Now ~ is bitwise not operator then flips all bits in 0 as:

BIT NUMBER    31                                     0
               ▼                                     ▼
number bits    1111 1111 1111 1111 1111 1111 1111 1111
               ▲                                     ▲ 
              MSB                                   LSB

Because of MSB = 1 this representation is treated as negative number and its magnitude is find using 2'complement math that is -1.

How?

What is 1 ? it is:

number bits    0000 0000 0000 0000 0000 0000 0000 0001 
               ▲                                     ▲ 
              MSB                                   LSB

1's complement of 1

number bits    1111 1111 1111 1111 1111 1111 1111 1110
               ▲                                     ▲ 
              MSB                                   LSB

2'complement? Add 1 in one's complement, that is:

number bits    1111 1111 1111 1111 1111 1111 1111 1111
               ▲                                     ▲ 
              MSB                                   LSB

this same as when you gets ~0 ? that is why you are getting -1 output.

Now >> shift operator?

In most implementation of C >> operator is defined as an arithmetic right shift, which preserves the sign bit MSB. So ~0 >> 1 is noting but -1 remains same.

6.5.7 [Bitwise shift operators]

5 The result of E1 >> E2 is E1 right-shifted E2 bit positions. If E1 has an unsigned type or if E1 has a signed type and a nonnegative value, the value of the result is the integral part of the quotient of E1 / 2E2. If E1 has a signed type and a negative value, the resulting value is implementation-defined.

You requirement is what is called unsigned right shift >> and the behavior you needed can be find using unsigned number that is why I suffixed U as 0U.

How to print INT_MIN and INT_MAX?

Because printing INT_MIN and INT_MAX is bit tricky(because of undefined and implementation behavior of setting MSB and bit-overflow) in C so I have written a code as follows:

#include <stdio.h>
#include<limits.h> /* include for CHAR_BIT */
int main(){
  int my_int_min = 1U << ((sizeof(int) * CHAR_BIT) - 1);
  int my_int_max = ~0U >> 1;
  printf("INT_MIN  = %d\n", my_int_min);
  printf("INT_MAX  = %d\n", my_int_max);
  return 0;
}

See it executing @codepad, it output is:

INT_MIN  = -2147483648
INT_MAX  = 2147483647 

How does this code work?

Note for 32-bit number range is [-2147483648, 2147483647] that is equals to [-231, 231 -1 ].

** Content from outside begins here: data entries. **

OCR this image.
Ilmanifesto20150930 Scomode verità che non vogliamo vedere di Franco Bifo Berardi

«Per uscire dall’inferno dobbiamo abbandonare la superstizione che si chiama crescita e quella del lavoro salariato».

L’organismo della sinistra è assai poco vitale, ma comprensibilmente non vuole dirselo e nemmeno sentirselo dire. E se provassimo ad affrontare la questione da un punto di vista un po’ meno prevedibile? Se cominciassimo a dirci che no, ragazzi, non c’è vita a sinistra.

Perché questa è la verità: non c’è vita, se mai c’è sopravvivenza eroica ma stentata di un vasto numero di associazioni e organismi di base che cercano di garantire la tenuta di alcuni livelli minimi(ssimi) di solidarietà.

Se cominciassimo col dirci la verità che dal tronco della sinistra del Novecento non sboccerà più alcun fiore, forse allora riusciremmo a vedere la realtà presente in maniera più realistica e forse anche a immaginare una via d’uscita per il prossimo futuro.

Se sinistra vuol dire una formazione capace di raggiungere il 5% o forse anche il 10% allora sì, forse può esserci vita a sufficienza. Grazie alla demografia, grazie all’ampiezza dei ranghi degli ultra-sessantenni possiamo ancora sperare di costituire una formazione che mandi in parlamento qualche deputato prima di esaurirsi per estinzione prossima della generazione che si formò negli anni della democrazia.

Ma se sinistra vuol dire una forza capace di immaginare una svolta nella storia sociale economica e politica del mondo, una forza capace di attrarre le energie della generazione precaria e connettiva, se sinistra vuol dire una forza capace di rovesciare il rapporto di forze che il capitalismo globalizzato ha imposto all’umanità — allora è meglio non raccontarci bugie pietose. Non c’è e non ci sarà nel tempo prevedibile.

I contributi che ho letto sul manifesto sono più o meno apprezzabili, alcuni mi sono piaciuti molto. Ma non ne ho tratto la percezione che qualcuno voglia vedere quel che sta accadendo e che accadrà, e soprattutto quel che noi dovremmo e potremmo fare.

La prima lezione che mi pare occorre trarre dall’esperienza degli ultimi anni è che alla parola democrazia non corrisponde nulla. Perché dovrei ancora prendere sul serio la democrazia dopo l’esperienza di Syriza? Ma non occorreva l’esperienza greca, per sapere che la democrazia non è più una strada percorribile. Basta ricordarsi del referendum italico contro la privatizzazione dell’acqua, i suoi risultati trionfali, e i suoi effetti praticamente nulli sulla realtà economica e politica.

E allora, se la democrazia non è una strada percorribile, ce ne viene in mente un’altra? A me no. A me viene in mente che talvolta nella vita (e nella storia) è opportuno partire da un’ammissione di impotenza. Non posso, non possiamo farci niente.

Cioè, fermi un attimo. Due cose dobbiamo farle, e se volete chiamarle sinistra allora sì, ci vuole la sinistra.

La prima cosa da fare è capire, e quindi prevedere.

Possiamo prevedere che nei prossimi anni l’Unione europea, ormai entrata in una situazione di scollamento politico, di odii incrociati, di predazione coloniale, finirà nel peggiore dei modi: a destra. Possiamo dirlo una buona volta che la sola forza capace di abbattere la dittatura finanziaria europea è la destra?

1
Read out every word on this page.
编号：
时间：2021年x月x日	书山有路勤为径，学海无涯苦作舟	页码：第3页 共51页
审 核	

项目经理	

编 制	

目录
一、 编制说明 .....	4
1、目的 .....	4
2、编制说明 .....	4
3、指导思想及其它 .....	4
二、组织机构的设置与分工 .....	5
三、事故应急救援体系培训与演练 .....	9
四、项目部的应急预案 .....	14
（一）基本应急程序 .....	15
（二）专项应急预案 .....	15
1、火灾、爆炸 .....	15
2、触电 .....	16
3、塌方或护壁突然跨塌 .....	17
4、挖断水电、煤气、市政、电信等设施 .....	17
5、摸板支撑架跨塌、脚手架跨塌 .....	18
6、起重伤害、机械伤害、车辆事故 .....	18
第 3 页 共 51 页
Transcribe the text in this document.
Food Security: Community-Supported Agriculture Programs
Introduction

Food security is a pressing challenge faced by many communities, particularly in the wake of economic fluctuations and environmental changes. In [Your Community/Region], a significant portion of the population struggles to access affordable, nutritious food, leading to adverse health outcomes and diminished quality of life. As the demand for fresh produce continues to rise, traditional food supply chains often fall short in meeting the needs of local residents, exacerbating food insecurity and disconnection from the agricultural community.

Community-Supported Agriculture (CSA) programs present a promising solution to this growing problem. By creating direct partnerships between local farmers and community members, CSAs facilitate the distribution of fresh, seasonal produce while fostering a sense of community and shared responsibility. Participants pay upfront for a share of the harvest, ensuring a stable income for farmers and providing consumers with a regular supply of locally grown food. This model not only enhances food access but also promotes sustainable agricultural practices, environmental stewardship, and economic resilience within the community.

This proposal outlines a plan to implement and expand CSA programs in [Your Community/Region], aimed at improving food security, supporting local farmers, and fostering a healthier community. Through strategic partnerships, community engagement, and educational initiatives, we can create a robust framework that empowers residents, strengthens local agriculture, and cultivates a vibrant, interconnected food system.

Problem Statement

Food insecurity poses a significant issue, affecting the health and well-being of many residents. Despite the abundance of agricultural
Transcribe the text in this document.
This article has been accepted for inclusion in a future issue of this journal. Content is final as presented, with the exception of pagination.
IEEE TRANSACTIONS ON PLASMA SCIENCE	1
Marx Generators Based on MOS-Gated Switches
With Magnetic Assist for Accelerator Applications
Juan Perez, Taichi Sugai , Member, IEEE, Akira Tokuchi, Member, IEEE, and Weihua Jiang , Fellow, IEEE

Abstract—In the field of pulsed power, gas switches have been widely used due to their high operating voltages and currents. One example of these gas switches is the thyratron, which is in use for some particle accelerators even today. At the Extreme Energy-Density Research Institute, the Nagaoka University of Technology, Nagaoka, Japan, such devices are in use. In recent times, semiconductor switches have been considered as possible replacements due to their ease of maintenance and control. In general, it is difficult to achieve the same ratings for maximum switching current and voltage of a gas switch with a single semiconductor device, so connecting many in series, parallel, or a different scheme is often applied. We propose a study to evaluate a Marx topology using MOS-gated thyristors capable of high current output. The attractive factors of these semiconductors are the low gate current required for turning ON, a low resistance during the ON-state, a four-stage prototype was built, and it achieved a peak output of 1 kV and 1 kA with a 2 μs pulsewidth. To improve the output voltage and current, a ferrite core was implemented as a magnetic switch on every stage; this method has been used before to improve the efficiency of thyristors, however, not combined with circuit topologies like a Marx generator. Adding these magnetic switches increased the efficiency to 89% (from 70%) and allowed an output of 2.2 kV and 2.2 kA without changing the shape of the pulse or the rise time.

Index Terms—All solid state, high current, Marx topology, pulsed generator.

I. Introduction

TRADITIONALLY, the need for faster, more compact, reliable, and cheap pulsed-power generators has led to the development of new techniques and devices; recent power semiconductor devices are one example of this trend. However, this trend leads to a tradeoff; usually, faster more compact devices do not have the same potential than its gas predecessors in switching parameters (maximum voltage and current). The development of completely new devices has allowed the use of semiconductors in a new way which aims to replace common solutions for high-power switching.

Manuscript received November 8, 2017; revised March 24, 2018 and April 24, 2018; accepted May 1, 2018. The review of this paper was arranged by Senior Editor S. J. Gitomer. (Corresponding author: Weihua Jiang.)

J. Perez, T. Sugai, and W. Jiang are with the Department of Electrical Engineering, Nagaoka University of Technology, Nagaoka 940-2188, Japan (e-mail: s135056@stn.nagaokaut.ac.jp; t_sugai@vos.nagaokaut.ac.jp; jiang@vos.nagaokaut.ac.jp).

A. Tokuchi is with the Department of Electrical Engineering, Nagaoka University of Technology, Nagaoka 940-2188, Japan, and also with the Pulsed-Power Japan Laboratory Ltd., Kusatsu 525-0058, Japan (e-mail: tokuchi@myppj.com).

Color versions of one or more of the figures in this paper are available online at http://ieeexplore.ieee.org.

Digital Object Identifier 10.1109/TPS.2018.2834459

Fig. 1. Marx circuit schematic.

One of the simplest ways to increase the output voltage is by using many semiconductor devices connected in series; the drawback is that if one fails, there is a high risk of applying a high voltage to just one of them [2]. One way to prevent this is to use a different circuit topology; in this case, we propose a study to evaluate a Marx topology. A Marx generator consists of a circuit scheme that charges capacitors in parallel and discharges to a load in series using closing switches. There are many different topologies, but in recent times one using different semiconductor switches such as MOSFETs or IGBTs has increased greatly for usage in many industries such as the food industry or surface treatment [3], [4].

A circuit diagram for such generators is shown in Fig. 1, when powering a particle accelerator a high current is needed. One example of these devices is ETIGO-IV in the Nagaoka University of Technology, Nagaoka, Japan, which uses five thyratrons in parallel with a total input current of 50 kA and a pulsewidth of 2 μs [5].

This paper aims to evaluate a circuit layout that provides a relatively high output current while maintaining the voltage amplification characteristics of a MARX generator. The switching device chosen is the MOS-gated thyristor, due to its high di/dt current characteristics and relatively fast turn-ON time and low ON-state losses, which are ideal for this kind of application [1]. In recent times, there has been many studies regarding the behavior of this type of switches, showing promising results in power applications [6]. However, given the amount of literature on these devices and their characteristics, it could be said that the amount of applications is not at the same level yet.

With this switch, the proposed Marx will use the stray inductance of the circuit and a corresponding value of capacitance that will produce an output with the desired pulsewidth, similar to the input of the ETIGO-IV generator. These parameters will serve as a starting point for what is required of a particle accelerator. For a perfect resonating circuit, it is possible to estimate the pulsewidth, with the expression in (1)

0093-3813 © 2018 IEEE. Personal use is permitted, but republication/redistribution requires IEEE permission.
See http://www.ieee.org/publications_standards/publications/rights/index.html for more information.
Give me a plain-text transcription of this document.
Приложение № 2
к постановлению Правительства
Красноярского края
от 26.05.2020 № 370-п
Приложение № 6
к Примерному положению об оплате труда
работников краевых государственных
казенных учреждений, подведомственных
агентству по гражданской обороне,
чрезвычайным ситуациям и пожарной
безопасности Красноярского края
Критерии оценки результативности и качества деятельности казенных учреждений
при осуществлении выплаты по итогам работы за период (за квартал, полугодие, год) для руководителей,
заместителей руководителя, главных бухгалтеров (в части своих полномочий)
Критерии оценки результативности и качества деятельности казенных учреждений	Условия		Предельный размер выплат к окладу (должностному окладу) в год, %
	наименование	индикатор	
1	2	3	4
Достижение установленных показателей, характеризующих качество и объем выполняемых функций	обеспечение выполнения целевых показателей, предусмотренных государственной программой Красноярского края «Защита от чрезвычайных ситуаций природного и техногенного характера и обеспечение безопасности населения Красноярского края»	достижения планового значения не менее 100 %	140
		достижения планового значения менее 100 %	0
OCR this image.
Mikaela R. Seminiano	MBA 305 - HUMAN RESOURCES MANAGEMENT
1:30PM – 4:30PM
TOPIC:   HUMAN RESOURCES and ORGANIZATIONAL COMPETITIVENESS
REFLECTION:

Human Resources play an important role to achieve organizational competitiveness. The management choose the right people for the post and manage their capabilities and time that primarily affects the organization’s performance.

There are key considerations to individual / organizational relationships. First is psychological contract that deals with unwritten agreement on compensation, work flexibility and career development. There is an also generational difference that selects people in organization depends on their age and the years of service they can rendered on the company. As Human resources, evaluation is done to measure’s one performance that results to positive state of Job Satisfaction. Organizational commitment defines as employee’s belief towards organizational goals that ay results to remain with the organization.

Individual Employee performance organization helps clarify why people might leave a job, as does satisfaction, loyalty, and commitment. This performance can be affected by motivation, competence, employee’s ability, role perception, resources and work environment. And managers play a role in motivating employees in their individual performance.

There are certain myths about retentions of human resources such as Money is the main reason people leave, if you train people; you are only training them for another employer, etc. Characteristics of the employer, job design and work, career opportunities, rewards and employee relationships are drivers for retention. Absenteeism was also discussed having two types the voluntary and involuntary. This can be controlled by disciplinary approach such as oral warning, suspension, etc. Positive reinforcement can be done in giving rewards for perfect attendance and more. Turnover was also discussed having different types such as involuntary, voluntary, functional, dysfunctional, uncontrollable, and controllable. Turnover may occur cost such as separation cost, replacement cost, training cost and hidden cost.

INT_MIN: -2³¹ == -2147483648 is:

    1000 0000 0000 0000 0000 0000 0000 0000 
    ▲                                     ▲ 
    MSB                                   LSB

In expression 1U << ((sizeof(int) * CHAR_BIT) - 1), I shifts first bit the LSB(that is 1) to left most side at MSB, And because in C, setting signed bit is undefined behavior when operand is singed type so I used unsigned one 1U.

6.5.7 [Bitwise shift operators]

The result of E1 << E2 is E1 left-shifted E2 bit positions; vacated bits are filled with zeros. If E1 has an unsigned type, the value of the result is E1 × 2E2 , reduced modulo one more than the maximum value representable in the result type. If E1 has a signed type and nonnegative value, and E1 × 2E2 is representable in the result type, then that is the resulting value; otherwise, the behavior is undefined.

Another point to note is I used CHAR_BIT a standard macro defined in limits.h that tells number of bits in one char in a C implementation (remember: A char is always one byte size but number of bits in one bytes can be different on different system not always guaranteed to be 8).

INT_MAX: 2³¹ -1 == 2147483647

    0111 1111 1111 1111 1111 1111 1111 1111
    ▲                                     ▲ 
    MSB                                   LSB

Answer 2

0 is of type int. So are ~0 and ~0 >> 1 because of int type promotion

~0 has all 1s in its bit pattern and it's -1 in 2's complement, which is the default representation of most modern implementations.

Right shift in C is implementation defined. But most implementations define >> as arithmetic shift when the type is signed and logical shift when the type is unsigned

Since ~0 is int, which is a signed type, ~0 >> 1 will be an arithmetic shift right. Hence the value is sign extended, cause the value to be all 1s

You need to do unsigned(~0) >> 1 or ~0U

There are no ways to get INT_MIN and INT_MAX portably because in C there are 3 different signed type implementations beside trap representations and padding bits. That's why standard libraries always define INT_MIN and INT_MAX directly with the values

Answer 3

~0 is -1. Every C implementation that you're likely to run into uses two's complement for signed integers, so 0xffffffff is -1 (assuming 32-bit integers). ~0 >> 1 is the equivalent of dividing -1 by 2; since we're doing integer arithmetic, the result is -1.

Answer 4

The value of an all bit set int depends on the sign representation that your platform has for int. This is why the macros INT_MIN and INT_MAX were invented, there is no way of computing these values in a portable way.